Yura Grigorovich isn´t the chattiest man on earth, but when he talks, it always makes a lot of sense.
Next stop was at Slava and Vika´s place, where Slava and Zjenyas sister had set up another tasty meal, and when finished there, we all went to this little log cabin, where we live now. Nice and cozy. Once settled, we were invited to dinner at Ludmilla Nikolayjevna´s place. We had come across this angel already at Piotr´s camp (Vikas dad if you remember) where she had sorted out the helicopter trip for Larissa via satellite phone and radio. (you know, Yura Grigorovich’s pregnant wife, who is still at the hospital in Chabarovsk). The child is expected to arrive the 12th of March.
Ludmilla Nikolayjevna and her husband first sent us to their sauna (banya in russian), for us to wash off what felt like many layers of dirt. Unfortunately none of us had any change of new clothes, so we had to pull on the old dirty ones again that we discarded three weeks back. Not that pleasant, but such is life as a journeyman. Then she overfed us with blinis, fish cutlets, mash and bangers and after this third dinner of the day, we staggered back to our log cabin and quickly dropped off to sleep.

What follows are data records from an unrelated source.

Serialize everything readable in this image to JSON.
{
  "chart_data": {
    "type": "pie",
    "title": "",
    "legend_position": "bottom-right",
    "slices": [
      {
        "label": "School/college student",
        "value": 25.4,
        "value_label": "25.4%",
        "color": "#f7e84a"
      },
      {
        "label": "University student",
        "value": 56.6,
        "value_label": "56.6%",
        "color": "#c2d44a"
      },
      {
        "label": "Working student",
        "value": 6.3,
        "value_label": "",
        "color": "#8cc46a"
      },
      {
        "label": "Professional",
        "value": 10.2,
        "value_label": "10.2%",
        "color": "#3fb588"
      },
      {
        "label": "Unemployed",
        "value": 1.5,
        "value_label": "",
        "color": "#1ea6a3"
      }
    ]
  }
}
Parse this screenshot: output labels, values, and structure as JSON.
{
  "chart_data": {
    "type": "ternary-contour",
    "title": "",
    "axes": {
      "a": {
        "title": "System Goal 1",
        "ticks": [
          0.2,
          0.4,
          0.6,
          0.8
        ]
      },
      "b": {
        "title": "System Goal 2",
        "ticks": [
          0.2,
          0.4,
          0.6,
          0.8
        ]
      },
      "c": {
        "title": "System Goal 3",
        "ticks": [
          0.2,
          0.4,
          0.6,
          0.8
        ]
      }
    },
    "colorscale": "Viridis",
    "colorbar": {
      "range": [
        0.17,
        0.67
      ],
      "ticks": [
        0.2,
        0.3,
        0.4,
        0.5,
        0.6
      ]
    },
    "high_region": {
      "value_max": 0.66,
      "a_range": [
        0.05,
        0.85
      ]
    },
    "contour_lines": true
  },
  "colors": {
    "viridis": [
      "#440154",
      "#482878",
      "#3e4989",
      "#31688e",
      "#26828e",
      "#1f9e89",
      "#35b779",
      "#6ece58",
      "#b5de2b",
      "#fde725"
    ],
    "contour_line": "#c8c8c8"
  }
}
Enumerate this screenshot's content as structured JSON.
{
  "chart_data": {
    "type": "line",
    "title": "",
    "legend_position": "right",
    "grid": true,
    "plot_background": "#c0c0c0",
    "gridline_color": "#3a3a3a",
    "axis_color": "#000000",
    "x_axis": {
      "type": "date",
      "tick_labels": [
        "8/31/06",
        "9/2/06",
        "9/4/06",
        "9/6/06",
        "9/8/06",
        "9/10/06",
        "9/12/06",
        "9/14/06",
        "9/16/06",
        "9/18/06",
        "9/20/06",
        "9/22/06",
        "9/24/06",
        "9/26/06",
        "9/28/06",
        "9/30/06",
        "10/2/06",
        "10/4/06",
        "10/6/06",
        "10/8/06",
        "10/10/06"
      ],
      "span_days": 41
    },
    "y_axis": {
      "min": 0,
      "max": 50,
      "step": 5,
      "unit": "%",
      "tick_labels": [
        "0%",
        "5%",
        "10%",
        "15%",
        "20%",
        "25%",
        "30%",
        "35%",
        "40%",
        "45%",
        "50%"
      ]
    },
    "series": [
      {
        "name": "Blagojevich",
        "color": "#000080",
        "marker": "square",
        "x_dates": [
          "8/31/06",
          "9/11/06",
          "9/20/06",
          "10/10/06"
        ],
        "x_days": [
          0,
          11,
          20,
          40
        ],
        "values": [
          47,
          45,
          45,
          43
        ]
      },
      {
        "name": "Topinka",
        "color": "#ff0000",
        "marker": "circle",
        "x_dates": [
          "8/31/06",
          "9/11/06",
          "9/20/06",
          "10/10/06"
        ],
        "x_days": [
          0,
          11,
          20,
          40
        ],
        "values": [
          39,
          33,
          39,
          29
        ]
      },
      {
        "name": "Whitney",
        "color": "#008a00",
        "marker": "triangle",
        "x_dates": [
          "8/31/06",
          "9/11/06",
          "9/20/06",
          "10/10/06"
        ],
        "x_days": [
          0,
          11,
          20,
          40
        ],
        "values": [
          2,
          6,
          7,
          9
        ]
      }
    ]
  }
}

Yesterday we were invited to a specially organized dance show just for us at the cultural centre and it was a joy to see. After the performance, we walked a few hundred meters through the settlement, passing an old gigantic bust of Lenin and did an interview with an old reindeer herder. He immediately stated that he during the Soviet Era, was a 100% communist and he was full of good opinions. He even sang two beautiful songs from the taiga for us. He thought the young herders today were lazy. If Tolya, Yura, Vika and Slava are lazy, I just wonder how hard the herders worked earlier!
Today, earlier in the morning, Ludmilla had set us up for new interviews and visits. We went to the local school and a boarding home where the kids of the herders stay whilst their parents live in the taiga, and she immediately begged me to re-do the interviews I did with her the day before, since she was of the opinion, that she wasn´t dressed nice enough the day before. So this we will do. Of course. It is the un-written law of the taiga, to help each other out. People are amazingly nice here and once again we are invited out for a late dinner and surely a bit of vodka to go with it.
By the way, just to show you what a great group of Eveny´s we had the privilege to travel with, Slava came over last night with a couple of beers, but spent most of his time, seeing too the fire…
There is so much to write, so many stories to tell. This is the enjoyable work I will have to do once back in Yakutsk and later Sweden. I just have enough energy to give you a small taste of life from Arkah this time and its extraordinarily welcoming and generous people. Next update should, if all goes well, be from a nice hotel in the giant city of Chabarovsk. We will see. You never know what will happen…
Do I feel happy that I have made it to Arkah?
Sure, I feel content. It has been a magic journey in many ways, one of the most spectacular trips I have ever done and I return with what I believe will be an epic film for OutWildTV. I feel incredibly privileged to have had this extra ordinary experience. It is almost hard to believe it has happened!
I have done what I came here to do – Make a great film!
Keep your eyes open for upcoming dispatches!
And most of all, thanks to Vika, Slava, Tolya and Yura Grigorovich for allowing us to be part of your very extraordinary life!